Le disque a été enregistré entre Andenne, Ixelles et Anderlecht. “À un moment, on s’est rendu compte qu’on sonnait moins parti pris qu’on le voulait. Un peu comme tous les autres trucs de rock belge, sans citer de nom. Alors, on a tout repris depuis le début. On voulait se donner une vraie identité. La musique est assez accessible et solaire. Mais l’album baigne dans un pessimisme un peu ironique. Pas méchant ou noir à s’approprier des problèmes qu’on n’a pas. Plutôt des clins d’œil avec des petits coups de coude dans les côtes.”
Ada Oda a déjà eu l’occasion de tourner en Italie. Dans le cadre du festival We’re Loud organisé par le label garage Slovenly Recordings (notamment sur un bateau à Venise). Mais aussi dans des petites salles et des cafés disquaires. “J’avais peur que mon accent entache un peu leur italien, avoue Victoria. Mais apparemment, ils ont trouvé ça exotique. Un jour en France, une fille est venue me voir et m’a dit: “J’adore Almodóvar.” Elle croyait que je chantais en espagnol…”

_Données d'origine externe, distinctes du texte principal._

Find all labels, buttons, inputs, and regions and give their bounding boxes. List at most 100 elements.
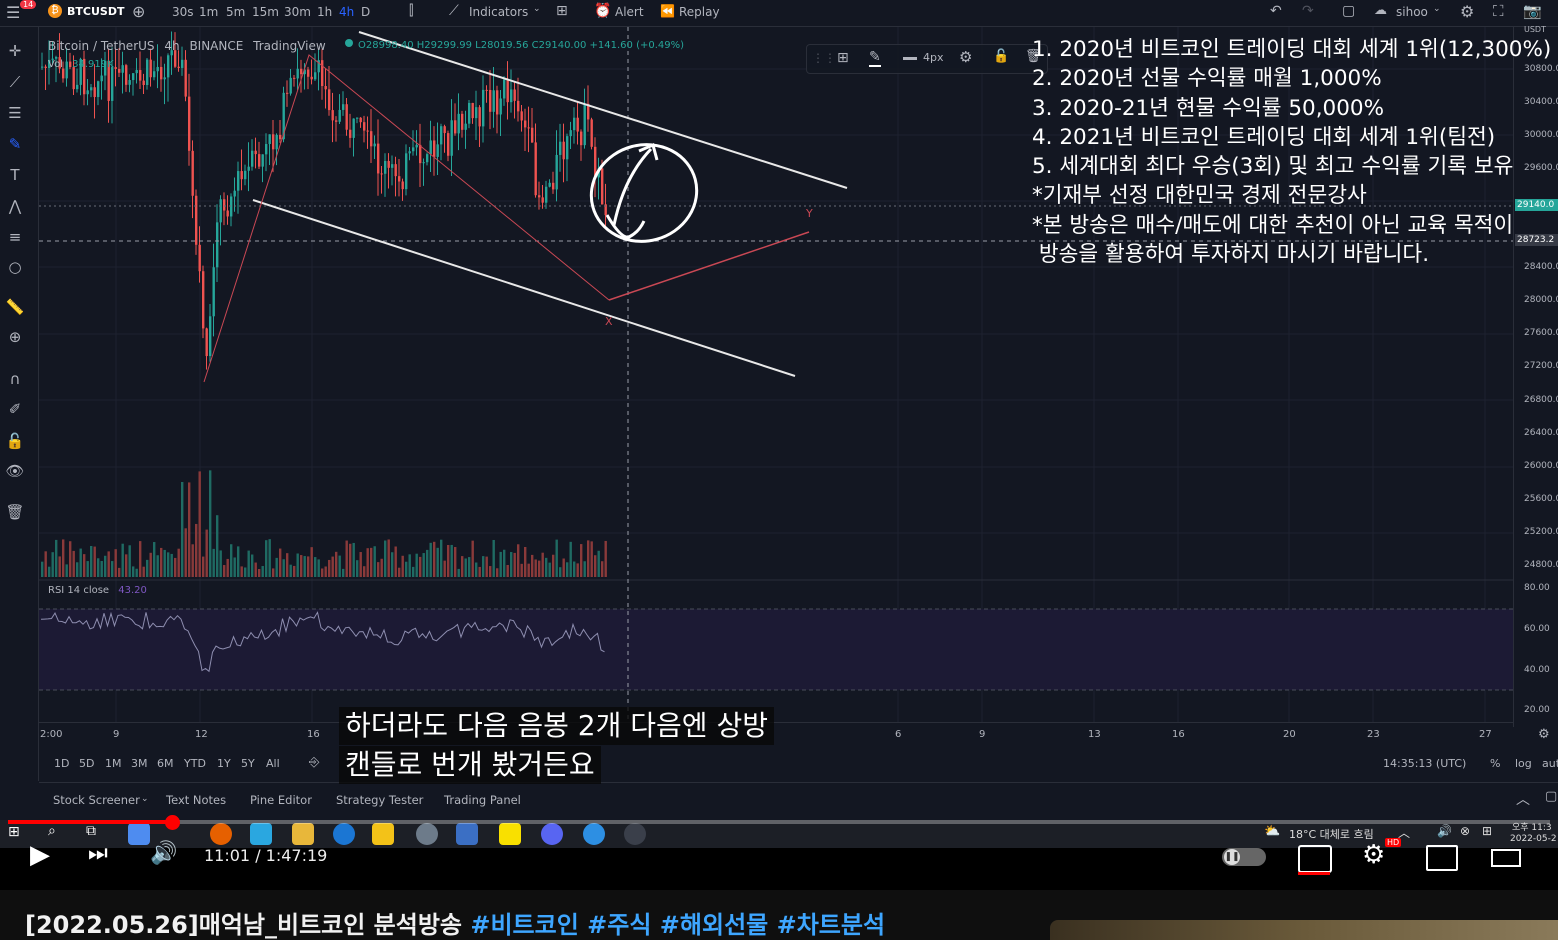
progress-bar[interactable]	[8, 820, 1550, 824]
replay-icon[interactable]: ⏪	[660, 4, 675, 18]
input-method-icon[interactable]: ⊞	[1482, 824, 1492, 838]
alert-button[interactable]: Alert	[615, 5, 644, 19]
text-icon[interactable]: T	[5, 165, 25, 185]
volume-tray-icon[interactable]: 🔊	[1437, 824, 1452, 838]
volume-icon[interactable]: 🔊	[150, 841, 177, 866]
obs-icon[interactable]	[624, 823, 646, 845]
task-view-icon[interactable]: ⧉	[86, 823, 96, 839]
redo-icon[interactable]: ↷	[1302, 3, 1314, 19]
tray-close-icon[interactable]: ⊗	[1460, 824, 1470, 838]
progress-scrubber[interactable]	[165, 815, 180, 830]
drawing-lock-icon[interactable]: 🔓	[993, 49, 1009, 64]
candles-icon[interactable]: ⫿	[409, 3, 413, 19]
alert-icon[interactable]: ⏰	[594, 3, 611, 19]
range-all[interactable]: All	[266, 757, 280, 770]
tab-text-notes[interactable]: Text Notes	[166, 793, 226, 807]
template-icon[interactable]: ⊞	[837, 50, 849, 66]
search-icon[interactable]: ⌕	[48, 823, 56, 839]
range-1d[interactable]: 1D	[54, 757, 69, 770]
menu-icon[interactable]: ☰	[6, 3, 20, 22]
file-explorer-icon[interactable]	[292, 823, 314, 845]
trash-icon[interactable]: 🗑	[5, 502, 25, 522]
stay-drawing-icon[interactable]: ✐	[5, 399, 25, 419]
ruler-icon[interactable]: 📏	[5, 297, 25, 317]
recommended-thumbnail[interactable]	[1050, 920, 1558, 940]
auto-toggle[interactable]: aut	[1542, 757, 1558, 770]
prediction-icon[interactable]: ≡	[5, 227, 25, 247]
zoom-icon[interactable]: ⊕	[5, 327, 25, 347]
range-1m[interactable]: 1M	[105, 757, 122, 770]
user-menu[interactable]: sihoo	[1396, 5, 1428, 19]
layout-icon[interactable]: ⊞	[556, 3, 568, 19]
camera-icon[interactable]: 📷	[1523, 2, 1542, 20]
tab-stock-screener[interactable]: Stock Screener	[53, 793, 140, 807]
range-1y[interactable]: 1Y	[217, 757, 231, 770]
pair-name[interactable]: Bitcoin / TetherUS	[48, 39, 155, 53]
internet-explorer-icon[interactable]	[333, 823, 355, 845]
bird-app-icon[interactable]	[250, 823, 272, 845]
kakaotalk-icon[interactable]	[499, 823, 521, 845]
chevron-down-icon[interactable]: ⌄	[533, 4, 541, 14]
goto-date-icon[interactable]: ⎆	[309, 755, 319, 770]
pen-color-icon[interactable]: ✎	[869, 49, 881, 67]
shape-icon[interactable]: ○	[5, 257, 25, 277]
range-5y[interactable]: 5Y	[241, 757, 255, 770]
range-6m[interactable]: 6M	[157, 757, 174, 770]
expand-icon[interactable]: ⛶	[1493, 2, 1504, 20]
telegram-icon[interactable]	[583, 823, 605, 845]
line-width-label[interactable]: 4px	[923, 51, 944, 64]
tab-chevron-icon[interactable]: ⌄	[141, 794, 149, 804]
hashtag-link[interactable]: #해외선물	[660, 911, 768, 939]
replay-button[interactable]: Replay	[679, 5, 720, 19]
log-toggle[interactable]: log	[1515, 757, 1532, 770]
eye-icon[interactable]: 👁	[5, 461, 25, 481]
indicators-button[interactable]: Indicators	[469, 5, 528, 19]
compare-icon[interactable]: ⊕	[132, 2, 145, 21]
discord-icon[interactable]	[541, 823, 563, 845]
lock-icon[interactable]: 🔓	[5, 431, 25, 451]
hashtag-link[interactable]: #주식	[587, 911, 651, 939]
miniplayer-icon[interactable]	[1426, 845, 1458, 871]
interval-4h[interactable]: 4h	[339, 5, 354, 19]
magnet-icon[interactable]: ∩	[5, 369, 25, 389]
tab-trading-panel[interactable]: Trading Panel	[444, 793, 521, 807]
interval-d[interactable]: D	[361, 5, 370, 19]
settings-gear-icon[interactable]: ⚙	[1538, 727, 1550, 742]
autoplay-toggle[interactable]: ❚❚	[1222, 848, 1266, 866]
undo-icon[interactable]: ↶	[1270, 3, 1282, 19]
range-3m[interactable]: 3M	[131, 757, 148, 770]
firefox-icon[interactable]	[210, 823, 232, 845]
hashtag-link[interactable]: #비트코인	[470, 911, 578, 939]
interval-30m[interactable]: 30m	[284, 5, 311, 19]
drag-handle-icon[interactable]: ⋮⋮	[812, 51, 836, 65]
indicators-icon[interactable]: ⟋	[449, 3, 459, 19]
interval-1h[interactable]: 1h	[317, 5, 332, 19]
crosshair-icon[interactable]: ✛	[5, 41, 25, 61]
trendline-icon[interactable]: ⟋	[5, 72, 25, 92]
theater-mode-icon[interactable]	[1491, 849, 1521, 867]
tab-pine-editor[interactable]: Pine Editor	[250, 793, 312, 807]
settings-icon[interactable]: ⚙	[1362, 840, 1385, 870]
brush-icon[interactable]: ✎	[5, 134, 25, 154]
drawing-settings-icon[interactable]: ⚙	[959, 48, 972, 66]
percent-toggle[interactable]: %	[1490, 757, 1500, 770]
line-width-icon[interactable]	[903, 57, 917, 60]
interval-30s[interactable]: 30s	[172, 5, 194, 19]
range-5d[interactable]: 5D	[79, 757, 94, 770]
next-icon[interactable]: ⏭	[88, 841, 108, 866]
interval-5m[interactable]: 5m	[226, 5, 245, 19]
pattern-icon[interactable]: ⋀	[5, 196, 25, 216]
tab-strategy-tester[interactable]: Strategy Tester	[336, 793, 423, 807]
fullscreen-box-icon[interactable]: ▢	[1342, 3, 1355, 19]
calculator-icon[interactable]	[456, 823, 478, 845]
tray-date[interactable]: 2022-05-2	[1510, 834, 1557, 844]
chrome-icon[interactable]	[128, 823, 150, 845]
interval-1m[interactable]: 1m	[199, 5, 218, 19]
collapse-panel-icon[interactable]: ︿	[1516, 789, 1530, 809]
app-icon[interactable]	[416, 823, 438, 845]
symbol-search[interactable]: BTCUSDT	[67, 5, 124, 18]
maximize-panel-icon[interactable]: ▢	[1545, 789, 1557, 804]
settings-icon[interactable]: ⚙	[1460, 2, 1474, 21]
windows-start-icon[interactable]: ⊞	[8, 824, 20, 840]
play-icon[interactable]: ▶	[30, 840, 50, 870]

Le 02/12 à l’Atelier Rock (Huy), le 04/12 au Cabron (Anvers), le 16/12 au Café Central (Bruxelles), le 17/12 au Rockerill (Charleroi), le 23/12 au Kinky Star (Gand).
Ada Oda
No wave du soleil, post-punk italo-belge, indie rock de bord de mer… Il n’y a plus de saison, qu’ils disaient. Le premier album d’Ada Oda fait in effetti souffler un vent de fraîcheur estival sur la scène du royaume à l’approche des vacances de Noël. Delta 5, ESG, Lizzy Mercier Descloux, Shopping, Gustaf… Un amore debole est un premier disque imparable et exotique, pop (La Maschera) et gentiment énervé (Niente da offrire, Non so che cosa ne sarà di me) qui aime les années 80 et secoue la culture transalpine.
Prodotto In Belgio
Romano Nervoso
Emmené par Giacomo Panarisi et son panneau de signalisation qui indique en toutes circonstances la direction de La Louvière, Romano Nervoso est le parrain du spaghetti rock. Un groupe qui chante souvent en anglais mais aussi régulièrement en italien, qui vante les pâtes de première qualité et se fout de la gueule de Berlusconi. Romano sortira son prochain album en septembre 2023. Un disque qu’il annonce plus psychédélique et macabre qu’à l’habitude. Avec évidemment quelques morceaux dans la langue de Dario Argento et d’Ennio Morricone.
Spagguetta Orghasmmond
Quand le Charly Oleg de Tournai rencontre le Vince Taylor du Frioul (via Marchienne-au-Pont), ça donne l’ovni Spagguetta Orghasmmond. Secondés par le percussionniste Stephen O’Maltine, les ragazzi célèbrent tout en décalage la variété italienne. Ils rendent hommage à Coppi et Bartali, chantent le Geneppi avec des body- builders allemands et prônent L’Amour à Charleroi. C’est l’Italie qui joue au golf sur la scène du festival de Dour et roule des pelles à des poissons vivants au bord des étangs de pêche hennuyers.